7. Finally, doctors frequently perform tests out of habit. So for example, patients who are in hospital will often have daily tests done even though a daily change in a specific test is unlikely to lead to a daily change in the treatment recommended. When this happens diagnosis and investigation have been divorced from treatment. The real risk lies in the fact that the more often tests are performed the more likely it is that there will be one or more results showing a new and abnormal result - and that the new, abnormal result will inspire doctors to introduce another element to the treatment programme.


X Rays

Ever since Rontgen first discovered X rays at the end of the nineteenth century radiology has played an increasingly important part in the average doctor's investigative armamentarium. Go into hospital for a fairly routine operation and there is an excellent chance that they will take at lest one X ray - even if it is only a routine X ray of your chest.

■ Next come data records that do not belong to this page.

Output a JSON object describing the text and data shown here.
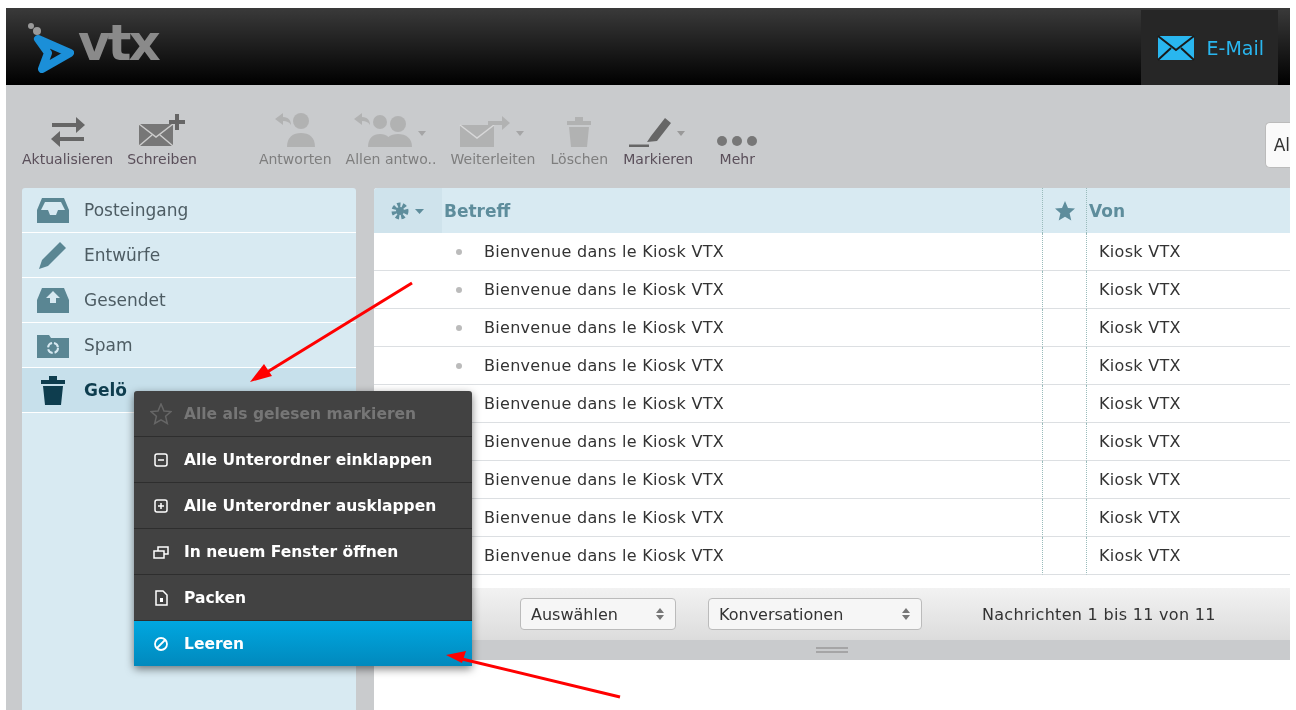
{
  "header": {
    "logo": "vtx",
    "apps": [
      {
        "label": "E-Mail",
        "selected": true
      }
    ]
  },
  "toolbar": {
    "groups": [
      [
        {
          "label": "Aktualisieren",
          "disabled": false,
          "dropdown": false
        },
        {
          "label": "Schreiben",
          "disabled": false,
          "dropdown": false
        }
      ],
      [
        {
          "label": "Antworten",
          "disabled": true,
          "dropdown": false
        },
        {
          "label": "Allen antwo..",
          "disabled": true,
          "dropdown": true
        },
        {
          "label": "Weiterleiten",
          "disabled": true,
          "dropdown": true
        },
        {
          "label": "Löschen",
          "disabled": true,
          "dropdown": false
        },
        {
          "label": "Markieren",
          "disabled": false,
          "dropdown": true
        },
        {
          "label": "Mehr",
          "disabled": false,
          "dropdown": false
        }
      ]
    ],
    "edge_button": "Al"
  },
  "folders": [
    {
      "label": "Posteingang",
      "selected": false
    },
    {
      "label": "Entwürfe",
      "selected": false
    },
    {
      "label": "Gesendet",
      "selected": false
    },
    {
      "label": "Spam",
      "selected": false
    },
    {
      "label": "Gelö",
      "selected": true
    }
  ],
  "mail_list": {
    "columns": [
      {
        "label": "Betreff",
        "kind": "subject"
      },
      {
        "kind": "star"
      },
      {
        "label": "Von",
        "kind": "from"
      }
    ],
    "rows": [
      {
        "subject": "Bienvenue dans le Kiosk VTX",
        "from": "Kiosk VTX"
      },
      {
        "subject": "Bienvenue dans le Kiosk VTX",
        "from": "Kiosk VTX"
      },
      {
        "subject": "Bienvenue dans le Kiosk VTX",
        "from": "Kiosk VTX"
      },
      {
        "subject": "Bienvenue dans le Kiosk VTX",
        "from": "Kiosk VTX"
      },
      {
        "subject": "Bienvenue dans le Kiosk VTX",
        "from": "Kiosk VTX"
      },
      {
        "subject": "Bienvenue dans le Kiosk VTX",
        "from": "Kiosk VTX"
      },
      {
        "subject": "Bienvenue dans le Kiosk VTX",
        "from": "Kiosk VTX"
      },
      {
        "subject": "Bienvenue dans le Kiosk VTX",
        "from": "Kiosk VTX"
      },
      {
        "subject": "Bienvenue dans le Kiosk VTX",
        "from": "Kiosk VTX"
      }
    ],
    "footer": {
      "select": "Auswählen",
      "view": "Konversationen",
      "count": "Nachrichten 1 bis 11 von 11"
    }
  },
  "context_menu": {
    "items": [
      {
        "label": "Alle als gelesen markieren",
        "disabled": true,
        "selected": false
      },
      {
        "label": "Alle Unterordner einklappen",
        "disabled": false,
        "selected": false
      },
      {
        "label": "Alle Unterordner ausklappen",
        "disabled": false,
        "selected": false
      },
      {
        "label": "In neuem Fenster öffnen",
        "disabled": false,
        "selected": false
      },
      {
        "label": "Packen",
        "disabled": false,
        "selected": false
      },
      {
        "label": "Leeren",
        "disabled": false,
        "selected": true
      }
    ]
  }
}
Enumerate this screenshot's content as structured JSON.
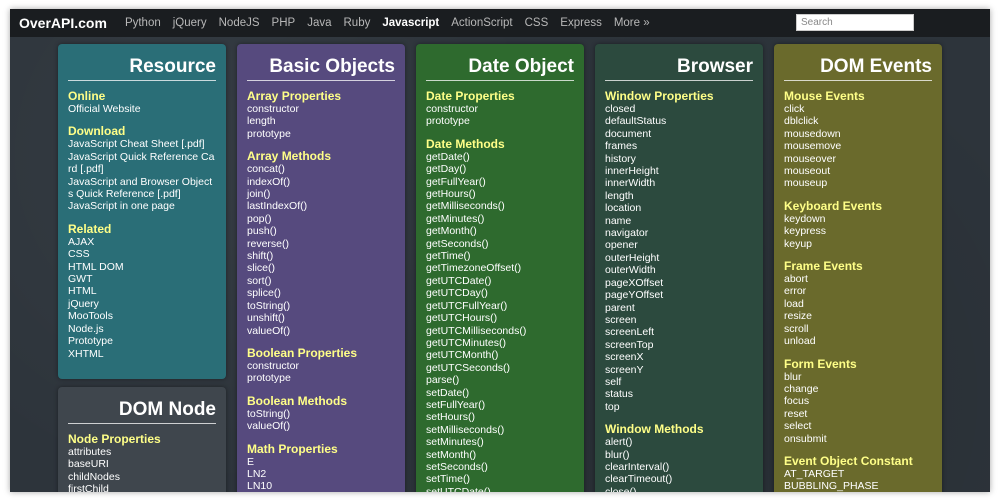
{
  "header": {
    "logo": "OverAPI.com",
    "nav": [
      "Python",
      "jQuery",
      "NodeJS",
      "PHP",
      "Java",
      "Ruby",
      "Javascript",
      "ActionScript",
      "CSS",
      "Express",
      "More »"
    ],
    "active_nav": "Javascript",
    "search_placeholder": "Search"
  },
  "cards": {
    "resource": {
      "title": "Resource",
      "sections": [
        {
          "title": "Online",
          "items": [
            "Official Website"
          ]
        },
        {
          "title": "Download",
          "items": [
            "JavaScript Cheat Sheet [.pdf]",
            "JavaScript Quick Reference Ca rd [.pdf]",
            "JavaScript and Browser Objects Quick Reference [.pdf]",
            "JavaScript in one page"
          ]
        },
        {
          "title": "Related",
          "items": [
            "AJAX",
            "CSS",
            "HTML DOM",
            "GWT",
            "HTML",
            "jQuery",
            "MooTools",
            "Node.js",
            "Prototype",
            "XHTML"
          ]
        }
      ]
    },
    "domnode": {
      "title": "DOM Node",
      "sections": [
        {
          "title": "Node Properties",
          "items": [
            "attributes",
            "baseURI",
            "childNodes",
            "firstChild"
          ]
        }
      ]
    },
    "basic": {
      "title": "Basic Objects",
      "sections": [
        {
          "title": "Array Properties",
          "items": [
            "constructor",
            "length",
            "prototype"
          ]
        },
        {
          "title": "Array Methods",
          "items": [
            "concat()",
            "indexOf()",
            "join()",
            "lastIndexOf()",
            "pop()",
            "push()",
            "reverse()",
            "shift()",
            "slice()",
            "sort()",
            "splice()",
            "toString()",
            "unshift()",
            "valueOf()"
          ]
        },
        {
          "title": "Boolean Properties",
          "items": [
            "constructor",
            "prototype"
          ]
        },
        {
          "title": "Boolean Methods",
          "items": [
            "toString()",
            "valueOf()"
          ]
        },
        {
          "title": "Math Properties",
          "items": [
            "E",
            "LN2",
            "LN10"
          ]
        }
      ]
    },
    "date": {
      "title": "Date Object",
      "sections": [
        {
          "title": "Date Properties",
          "items": [
            "constructor",
            "prototype"
          ]
        },
        {
          "title": "Date Methods",
          "items": [
            "getDate()",
            "getDay()",
            "getFullYear()",
            "getHours()",
            "getMilliseconds()",
            "getMinutes()",
            "getMonth()",
            "getSeconds()",
            "getTime()",
            "getTimezoneOffset()",
            "getUTCDate()",
            "getUTCDay()",
            "getUTCFullYear()",
            "getUTCHours()",
            "getUTCMilliseconds()",
            "getUTCMinutes()",
            "getUTCMonth()",
            "getUTCSeconds()",
            "parse()",
            "setDate()",
            "setFullYear()",
            "setHours()",
            "setMilliseconds()",
            "setMinutes()",
            "setMonth()",
            "setSeconds()",
            "setTime()",
            "setUTCDate()"
          ]
        }
      ]
    },
    "browser": {
      "title": "Browser",
      "sections": [
        {
          "title": "Window Properties",
          "items": [
            "closed",
            "defaultStatus",
            "document",
            "frames",
            "history",
            "innerHeight",
            "innerWidth",
            "length",
            "location",
            "name",
            "navigator",
            "opener",
            "outerHeight",
            "outerWidth",
            "pageXOffset",
            "pageYOffset",
            "parent",
            "screen",
            "screenLeft",
            "screenTop",
            "screenX",
            "screenY",
            "self",
            "status",
            "top"
          ]
        },
        {
          "title": "Window Methods",
          "items": [
            "alert()",
            "blur()",
            "clearInterval()",
            "clearTimeout()",
            "close()"
          ]
        }
      ]
    },
    "dom": {
      "title": "DOM Events",
      "sections": [
        {
          "title": "Mouse Events",
          "items": [
            "click",
            "dblclick",
            "mousedown",
            "mousemove",
            "mouseover",
            "mouseout",
            "mouseup"
          ]
        },
        {
          "title": "Keyboard Events",
          "items": [
            "keydown",
            "keypress",
            "keyup"
          ]
        },
        {
          "title": "Frame Events",
          "items": [
            "abort",
            "error",
            "load",
            "resize",
            "scroll",
            "unload"
          ]
        },
        {
          "title": "Form Events",
          "items": [
            "blur",
            "change",
            "focus",
            "reset",
            "select",
            "onsubmit"
          ]
        },
        {
          "title": "Event Object Constant",
          "items": [
            "AT_TARGET",
            "BUBBLING_PHASE"
          ]
        }
      ]
    }
  },
  "colors": {
    "topbar": "#1a1d20",
    "background": "#2d343b",
    "resource": "#2a6e77",
    "domnode": "#3f464d",
    "basic": "#564a7e",
    "date": "#2e6a2e",
    "browser": "#2c4a3e",
    "dom": "#6a6a2c",
    "section_title": "#ffff88"
  }
}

Since 1968 medical journals around the world have frequently carried papers pointing out that most of X rays are unnecessary, extremely expensive, potentially hazardous and unlikely to contribute anything to a doctor's knowledge of a patient's illness, to the way that the patient is treated or to his or her long term health.

Doctors frequently order for X rays as a comforting ritual rather than for any specific purpose. And, of course, many X rays are ordered purely for legal protection.

It has been repeatedly estimated that in most `developed' countries something like nine out of ten X rays are unnecessary. (In the US the figure is probably even higher than this.)

I had good personal experience of the possible danger of an X ray a few years ago. When an investigative X ray showed that I had a strangely shaped kidney the two radiologists who had studied the X ray plates wanted me to see a surgeon. Because of the X ray they thought I had renal cancer and urgently needed major surgery. After I insisted on another opinion a third radiologist immediately spotted that my abnormal kidney wasn't pathologically abnormal at all. I just happened to have a mis-shaped kidney.


Too Many Doctors Are Dependent On Tests

Many doctors have become totally dependent on tests of one sort or another. They feel incapable of making any sort of clinical decision unless they have done a vast range of tests. And they put more faith in the results they obtain from the laboratory or the X ray department than they do in their own clinical skills.

Whenever a doctor plans to do tests or investigations of any sort ask him how the tests or investigations will affect the way he treats you.

If he tells you that the test isn't going to affect the treatment (or lack of it) then the test may not be worth having.

It is, of course, always worth remembering that tests can cause serious health problems - and can kill.


The Bottom Line

The bottom line is that you should remember that tests aren't as reliable, as useful or as necessary as most people think they are.

If you feel ill when tests have shown that there is nothing wrong with you then you should listen to your body and ignore what may well turn out to be `false negative' tests.

If you feel well when tests have shown that you have a problem which needs treating just remember that there is a chance that you are feeling well because there isn't anything wrong with you - and that it is the laboratory test equipment rather than your body which needs treatment.